Some folks believe that Tim Lincecum eventually will call the bullpen home as the Giants' closer. On Wednesday night, they got a preview. Lincecum emerged from the bullpen as a long reliever, in a game started by Merkin Valdez

Confused? Imagine how the ticket holders felt. They were expecting Lincecum versus the Dodgers' 23-year-old phenom, Chad Billingsley, and instead got Valdez versus Hong-Chih Kuo, all because of a balky rainstorm moving in from the Pacific that prompted managers Joe Torre and Bruce Bochy to try to outsmart the weather.

The Giants traveled an odd road, stopping for a rain delay of 1 hour, 14 minutes in the fifth inning, but ultimately reached their desired destination. They won their first game of the season, 2-1, and averted their first 0-3 start since 1984.

Lincecum entered the game to pitch the fourth inning, his first relief appearance since college, after Valdez and Jack Taschner pitched shutout ball over the first three.

In a stunning and risky move involving the young pitcher they call The Franchise, Bochy allowed Lincecum to pitch one inning then return to a cold, damp mound after sitting through the 74-minute delay. Even older, established pitchers rarely do that.

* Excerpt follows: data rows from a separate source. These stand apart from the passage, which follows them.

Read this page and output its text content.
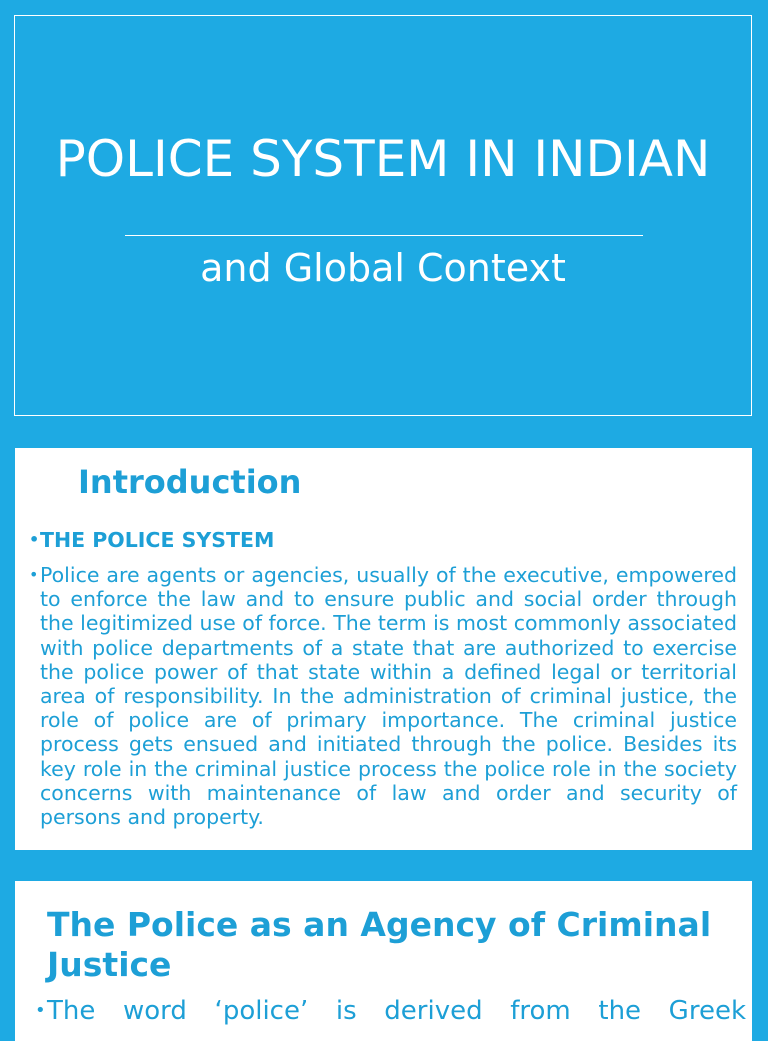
POLICE SYSTEM IN INDIAN
and Global Context
Introduction
• THE POLICE SYSTEM
• Police are agents or agencies, usually of the executive, empowered to enforce the law and to ensure public and social order through the legitimized use of force. The term is most commonly associated with police departments of a state that are authorized to exercise the police power of that state within a defined legal or territorial area of responsibility. In the administration of criminal justice, the role of police are of primary importance. The criminal justice process gets ensued and initiated through the police. Besides its key role in the criminal justice process the police role in the society concerns with maintenance of law and order and security of persons and property.
The Police as an Agency of Criminal Justice
• The word ‘police’ is derived from the Greek
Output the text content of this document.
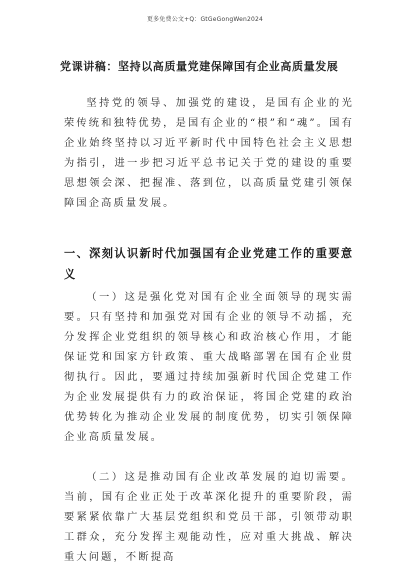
更多免费公文+Q：GtGeGongWen2024
党课讲稿：坚持以高质量党建保障国有企业高质量发展
坚持党的领导、加强党的建设，是国有企业的光荣传统和独特优势，是国有企业的“根”和“魂”。国有企业始终坚持以习近平新时代中国特色社会主义思想为指引，进一步把习近平总书记关于党的建设的重要思想领会深、把握准、落到位，以高质量党建引领保障国企高质量发展。
一、深刻认识新时代加强国有企业党建工作的重要意义
（一）这是强化党对国有企业全面领导的现实需要。只有坚持和加强党对国有企业的领导不动摇，充分发挥企业党组织的领导核心和政治核心作用，才能保证党和国家方针政策、重大战略部署在国有企业贯彻执行。因此，要通过持续加强新时代国企党建工作为企业发展提供有力的政治保证，将国企党建的政治优势转化为推动企业发展的制度优势，切实引领保障企业高质量发展。
（二）这是推动国有企业改革发展的迫切需要。当前，国有企业正处于改革深化提升的重要阶段，需要紧紧依靠广大基层党组织和党员干部，引领带动职工群众，充分发挥主观能动性，应对重大挑战、解决重大问题，不断提高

Lincecum threw 84 pitches over four innings, allowing one run and striking out four to get the win. What a turnabout from last season, when the Giants babied Lincecum so he would not overtax his valuable right arm.

Bochy defended the decision, saying, "If we thought we were going to hurt his arm, we wouldn't have done it."

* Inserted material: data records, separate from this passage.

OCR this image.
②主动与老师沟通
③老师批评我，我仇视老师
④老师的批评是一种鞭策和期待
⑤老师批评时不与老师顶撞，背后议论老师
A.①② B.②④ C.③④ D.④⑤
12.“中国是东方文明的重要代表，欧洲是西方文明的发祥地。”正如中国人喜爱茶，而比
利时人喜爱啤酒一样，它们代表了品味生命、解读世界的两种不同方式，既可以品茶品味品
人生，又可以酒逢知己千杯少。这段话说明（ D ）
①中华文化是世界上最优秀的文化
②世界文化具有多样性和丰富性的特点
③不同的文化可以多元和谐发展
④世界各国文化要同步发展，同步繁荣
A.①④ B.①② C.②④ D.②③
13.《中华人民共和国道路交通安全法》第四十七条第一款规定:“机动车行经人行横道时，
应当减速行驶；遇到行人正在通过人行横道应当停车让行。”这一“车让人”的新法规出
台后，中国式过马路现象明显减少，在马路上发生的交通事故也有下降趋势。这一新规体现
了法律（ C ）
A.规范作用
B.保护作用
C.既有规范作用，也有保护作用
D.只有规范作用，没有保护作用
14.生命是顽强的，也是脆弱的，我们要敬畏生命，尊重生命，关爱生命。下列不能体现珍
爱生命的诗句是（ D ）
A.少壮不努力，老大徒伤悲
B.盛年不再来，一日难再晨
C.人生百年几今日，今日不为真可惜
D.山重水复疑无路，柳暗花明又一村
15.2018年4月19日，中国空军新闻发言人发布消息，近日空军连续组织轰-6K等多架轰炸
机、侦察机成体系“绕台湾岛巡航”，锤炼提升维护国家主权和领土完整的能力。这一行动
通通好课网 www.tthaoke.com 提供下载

Bochy conferred with Lincecum, pitching coach Dave Righetti and bullpen coach Mark Gardner during the delay. Lincecum reminded them he often sat through rain delays during high school and college games in Washington. But even Lincecum later admitted he had not returned after a delay as long as Wednesday's.

"That," he said, "was a first for me."

Lincecum also acknowledged the move might be viewed as risky, "but it doesn't feel like it to me. My arm felt good. People have called me a freak of nature before. This will give them another reason."

Had the delay gone a few minutes longer, Bochy said, he would have gone with another pitcher. That's what Torre did. He had Billingsley start the fifth inning before the delay, but Esteban Loaiza took the mound when the game resumed.

Maybe Bochy needed Lincecum for his bat. In the sixth, Lincecum singled and scored what proved to be the winning run on a Randy Winn sacrifice fly.

Lincecum saved his own bacon by striking out Russell Martin with the bases loaded to end the seventh. Tyler Walker started the eighth, and Brian Wilson ended a four-out save by striking out Rafael Furcal as Bengie Molina threw out Juan Pierre trying to steal second base.

Bochy opted to start Valdez instead of Lincecum because of a forecast that called for two hours of rain starting around the third inning. Bochy did not want to waste Lincecum with the prospect of a makeup game today.

"Ten minutes before the game, I'm walking to the bullpen and the manager says, 'You might start,' " Valdez said. "I said, 'What?' "

Valdez was superb, retiring all six hitters, striking out four. Jack Taschner pitched the third. Still, there was no rain, so Bochy decided to go to Lincecum for the fourth inning. Then, of course, it started pouring.

Rather than outsmarting the weather, both managers outsmarted themselves. Their two young studs, Billingsley and Lincecum, had to risk injury by throwing in the rain, and the game was stopped anyway.

Afterward, a win in hand, Lincecum said, "I'm fine. I feel good. My body feels good. My arm feels good."